A proposta alcança quem colabora com essas estruturas ou lhes dá apoio, incluindo facções envolvidas em tráfico de drogas, tráfico de pessoas e comércio ilícito de órgãos. Entram na vedação a prestação de serviços voluntários, o financiamento de eventos, o auxílio no recrutamento e no treinamento e a manifestação pública de apoio a esses grupos em redes sociais ou por material de propaganda.
A restrição se estende ao cônjuge, ao companheiro e aos filhos da pessoa impedida de entrar no país, desde que a conduta que gerou o impedimento tenha ocorrido nos últimos cinco anos.
Para o estrangeiro que já está em território brasileiro, o projeto prevê o cancelamento do visto ou da autorização de residência, com garantia do direito de defesa, seguido de retirada compulsória do país.
Em justificativa da proposta, o autor afirmou que "a medida confere ao Brasil uma ferramenta jurídica clara para impedir que o território nacional seja utilizado por agentes, colaboradores ou propagandistas de estruturas criminosas".
O que diz a legislação em vigor
A Lei de Migração, de 2017, já prevê hipóteses de impedimento de ingresso, entre elas a de estrangeiro condenado ou respondendo a processo por ato de terrorismo ou por crime de genocídio, contra a humanidade, de guerra ou de agressão. A norma também trata da deportação e da expulsão, com previsão de contraditório.
O ponto novo do PL 2737/26 é a amplitude do vínculo que passa a autorizar o impedimento. O texto não se limita a condenação ou processo em curso e inclui condutas de apoio, financiamento, recrutamento e propaganda, o que amplia o espaço de decisão administrativa na fronteira e nos consulados.

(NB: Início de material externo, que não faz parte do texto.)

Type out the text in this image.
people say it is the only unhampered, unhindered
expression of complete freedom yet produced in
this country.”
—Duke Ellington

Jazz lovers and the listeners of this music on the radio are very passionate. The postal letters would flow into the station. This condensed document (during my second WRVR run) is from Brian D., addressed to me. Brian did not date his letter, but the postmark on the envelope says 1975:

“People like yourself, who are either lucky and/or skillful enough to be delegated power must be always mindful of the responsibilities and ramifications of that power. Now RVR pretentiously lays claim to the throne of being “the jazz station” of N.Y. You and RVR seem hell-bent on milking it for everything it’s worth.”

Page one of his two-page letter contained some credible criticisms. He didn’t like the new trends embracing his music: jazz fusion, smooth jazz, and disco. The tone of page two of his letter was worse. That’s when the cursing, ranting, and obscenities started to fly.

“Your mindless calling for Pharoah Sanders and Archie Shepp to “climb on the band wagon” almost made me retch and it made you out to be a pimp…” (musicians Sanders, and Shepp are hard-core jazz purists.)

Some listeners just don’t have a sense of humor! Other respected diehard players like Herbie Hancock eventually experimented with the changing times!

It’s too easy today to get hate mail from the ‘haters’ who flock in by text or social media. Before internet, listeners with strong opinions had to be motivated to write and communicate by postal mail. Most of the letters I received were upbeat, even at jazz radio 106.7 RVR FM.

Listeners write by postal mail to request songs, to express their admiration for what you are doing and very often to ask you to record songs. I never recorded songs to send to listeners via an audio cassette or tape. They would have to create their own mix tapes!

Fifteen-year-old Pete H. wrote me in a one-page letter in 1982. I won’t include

É nesse ponto que a proposta tende a concentrar debate na tramitação. Definir o que caracteriza manifestação pública de apoio, e quem faz essa verificação, é a questão que os colegiados terão de resolver na redação final.
Como fica a tramitação
O projeto será analisado pelas comissões de Segurança Pública e Combate ao Crime Organizado, de Relações Exteriores e Defesa Nacional e de Constituição e Justiça e de Cidadania.
A tramitação é conclusiva: aprovado nos três colegiados, o texto segue ao Senado sem passar pelo Plenário da Câmara, a menos que um décimo dos deputados apresente recurso pedindo a votação em Plenário. Para virar lei, a proposta precisa ser aprovada pelas duas Casas e sancionada pela Presidência da República.
O tema entra em um Congresso que já discute o enquadramento de facções brasileiras como organizações terroristas, pauta que voltou ao debate no Senado neste ano. As duas discussões são distintas: uma trata da classificação de grupos que atuam dentro do país, a outra do controle de quem entra.
Na prática, uma eventual aprovação recairia sobre a rotina de consulados e do controle migratório em aeroportos e fronteiras, hoje operado pela Polícia Federal. A concessão de visto já passa por consulta a bases de dados de segurança, e o projeto acrescenta hipóteses de negativa que dependem de comprovação do vínculo alegado.
Até a publicação desta reportagem, o projeto não havia recebido parecer nas comissões e não houve manifestação pública do Ministério da Justiça e Segurança Pública, responsável pela política migratória, sobre o texto.